Thursday 5th April 2018
A manager working for Sir Robert McAlpine masterminded a £1.2million fraud which he then spent on a lavish home and luxury cars.
In a series of complex frauds, he siphoned off huge sums to line his own pockets and that of contractor Neil Dunningham, who was in on the scam.
A court heard Ager paid off his mortgage with the proceeds and bought a series of luxury cars, including a Jaguar, Range Rover and an Audi A6.
Mr Ager, 34, has been jailed for three years at Newcastle Crown Court while Dunningham, 47, was given 30 months.
Susan Hirst, prosecuting, said the total figure involved in the offences, which spanned two-and-a-half years, was £1,277,014.21.
Miss Hirst described the frauds as ‘complex and planned’.
She added: “In his role he was permitted to provide one of the two approvals required to make payments to subcontractors for any construction contract that he was assigned to.
“The defendant Neil Dunningham was one of the contractors who would carry out work for Sir Robert McAlpine.

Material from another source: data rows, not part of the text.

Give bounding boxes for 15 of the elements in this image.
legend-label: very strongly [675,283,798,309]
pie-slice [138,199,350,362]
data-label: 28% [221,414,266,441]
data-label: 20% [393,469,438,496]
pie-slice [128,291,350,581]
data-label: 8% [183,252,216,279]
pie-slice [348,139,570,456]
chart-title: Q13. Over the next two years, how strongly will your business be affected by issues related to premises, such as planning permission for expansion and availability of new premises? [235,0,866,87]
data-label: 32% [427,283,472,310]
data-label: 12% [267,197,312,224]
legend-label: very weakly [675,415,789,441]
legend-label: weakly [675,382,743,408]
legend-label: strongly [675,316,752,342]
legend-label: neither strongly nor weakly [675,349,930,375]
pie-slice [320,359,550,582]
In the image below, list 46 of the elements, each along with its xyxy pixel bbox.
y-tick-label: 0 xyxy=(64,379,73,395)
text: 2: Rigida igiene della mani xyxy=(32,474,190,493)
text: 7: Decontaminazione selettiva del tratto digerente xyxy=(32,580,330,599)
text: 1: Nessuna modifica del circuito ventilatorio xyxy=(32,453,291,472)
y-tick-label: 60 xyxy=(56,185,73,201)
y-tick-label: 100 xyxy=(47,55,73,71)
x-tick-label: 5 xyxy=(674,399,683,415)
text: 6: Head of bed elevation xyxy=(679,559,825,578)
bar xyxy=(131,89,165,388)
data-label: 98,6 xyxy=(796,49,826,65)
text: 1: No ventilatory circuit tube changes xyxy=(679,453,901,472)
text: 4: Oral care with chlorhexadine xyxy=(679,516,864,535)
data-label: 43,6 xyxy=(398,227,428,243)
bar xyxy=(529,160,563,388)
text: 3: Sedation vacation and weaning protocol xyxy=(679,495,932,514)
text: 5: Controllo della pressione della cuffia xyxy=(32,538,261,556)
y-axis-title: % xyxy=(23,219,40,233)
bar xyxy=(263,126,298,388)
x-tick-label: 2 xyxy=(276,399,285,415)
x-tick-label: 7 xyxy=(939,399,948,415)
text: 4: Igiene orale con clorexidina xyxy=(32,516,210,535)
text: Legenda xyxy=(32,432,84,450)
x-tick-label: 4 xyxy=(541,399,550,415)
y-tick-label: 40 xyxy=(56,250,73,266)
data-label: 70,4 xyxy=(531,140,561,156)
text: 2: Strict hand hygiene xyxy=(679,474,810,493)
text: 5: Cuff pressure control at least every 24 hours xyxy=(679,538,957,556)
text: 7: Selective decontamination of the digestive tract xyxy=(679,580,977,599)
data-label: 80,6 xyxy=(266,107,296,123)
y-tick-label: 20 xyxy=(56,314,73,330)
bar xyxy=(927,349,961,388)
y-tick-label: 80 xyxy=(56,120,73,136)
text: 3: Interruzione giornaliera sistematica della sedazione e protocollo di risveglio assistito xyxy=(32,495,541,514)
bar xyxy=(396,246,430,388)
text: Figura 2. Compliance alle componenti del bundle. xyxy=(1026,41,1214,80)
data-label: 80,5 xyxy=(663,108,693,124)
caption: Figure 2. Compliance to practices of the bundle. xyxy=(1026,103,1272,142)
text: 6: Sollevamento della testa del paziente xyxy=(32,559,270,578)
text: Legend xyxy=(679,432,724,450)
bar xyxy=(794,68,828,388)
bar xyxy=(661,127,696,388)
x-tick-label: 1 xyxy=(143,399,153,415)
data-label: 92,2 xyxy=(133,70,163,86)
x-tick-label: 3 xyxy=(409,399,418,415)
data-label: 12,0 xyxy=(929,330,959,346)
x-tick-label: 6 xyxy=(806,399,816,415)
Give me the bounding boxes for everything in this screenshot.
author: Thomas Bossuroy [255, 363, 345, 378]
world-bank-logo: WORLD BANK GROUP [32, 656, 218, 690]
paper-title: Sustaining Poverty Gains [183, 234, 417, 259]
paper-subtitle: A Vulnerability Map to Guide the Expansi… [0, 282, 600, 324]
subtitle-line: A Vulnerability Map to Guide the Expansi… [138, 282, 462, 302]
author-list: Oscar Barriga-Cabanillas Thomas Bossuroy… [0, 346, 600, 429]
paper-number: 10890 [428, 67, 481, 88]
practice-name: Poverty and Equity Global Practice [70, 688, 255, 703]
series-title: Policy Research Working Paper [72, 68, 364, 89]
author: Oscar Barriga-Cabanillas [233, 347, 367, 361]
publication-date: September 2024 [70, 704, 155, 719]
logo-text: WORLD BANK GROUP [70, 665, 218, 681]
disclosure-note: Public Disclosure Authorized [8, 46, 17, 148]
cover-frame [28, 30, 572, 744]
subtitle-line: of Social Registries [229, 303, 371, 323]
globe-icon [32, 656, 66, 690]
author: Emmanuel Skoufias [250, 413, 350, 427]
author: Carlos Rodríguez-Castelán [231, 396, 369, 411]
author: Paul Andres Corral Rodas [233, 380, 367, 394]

He is a director and shareholder of a number of companies, including Dunningham Decorators Ltd and Clovely Care Limited.
“It seems to have been a feature of the business that sometimes contractors were paid indirectly. The payment would be made to a third party who was conducting work for Sir Robert McAlpine and then that third party would make the payment to the contractor, having deducted a small percentage as a ‘handling’ fee”
One of the offences involved a company awarded a contract by Sir Robert McAlpine in 2012.
A payment certificate for £429,843 was authorised by Ager, who contacted the firm and asked them to receive and transfer funds to another contractor who could not be paid directly.
A payment of £200,000 was paid to the firm to then be transferred to Dunningham’s company, Clovely Ltd.
Miss Hirst said: “Clovely Ltd has never been used as a contractor by Sir Robert McAlpine and so this payment was entirely fraudulent.”
Dunningham collected a cheque from the innocent firm in the sum of £201,435 and paid it into the Clovely Ltd account and then into his own personal building society account.
Miss Hirst said: “A week later he paid for British Airways flights for David Ager in the sum of £9,062.
“He also paid off the finance on Ager’s Audi motor vehicle to the value of £22,706 and he paid £50,000 off David Ager’s mortgage.
“A further £5,000 was withdrawn in cash from his account.”
When police later searched Ager’s house, they found a bank statement which had a calculation on the back showing both men were to receive a 50/50 share of the £200,000 from the fraudulent transaction.
She added: “During the period of these offences David Ager had paid off his mortgage - a sum of nearly £130,000.
Sentencing the pair, Judge Stephen Earl said the scam was a complex and planned and committed while Ager was in a position of trust.
He said: “It’s obvious both defendants were motivated by greed and committed these offences simply because the opportunity presented itself.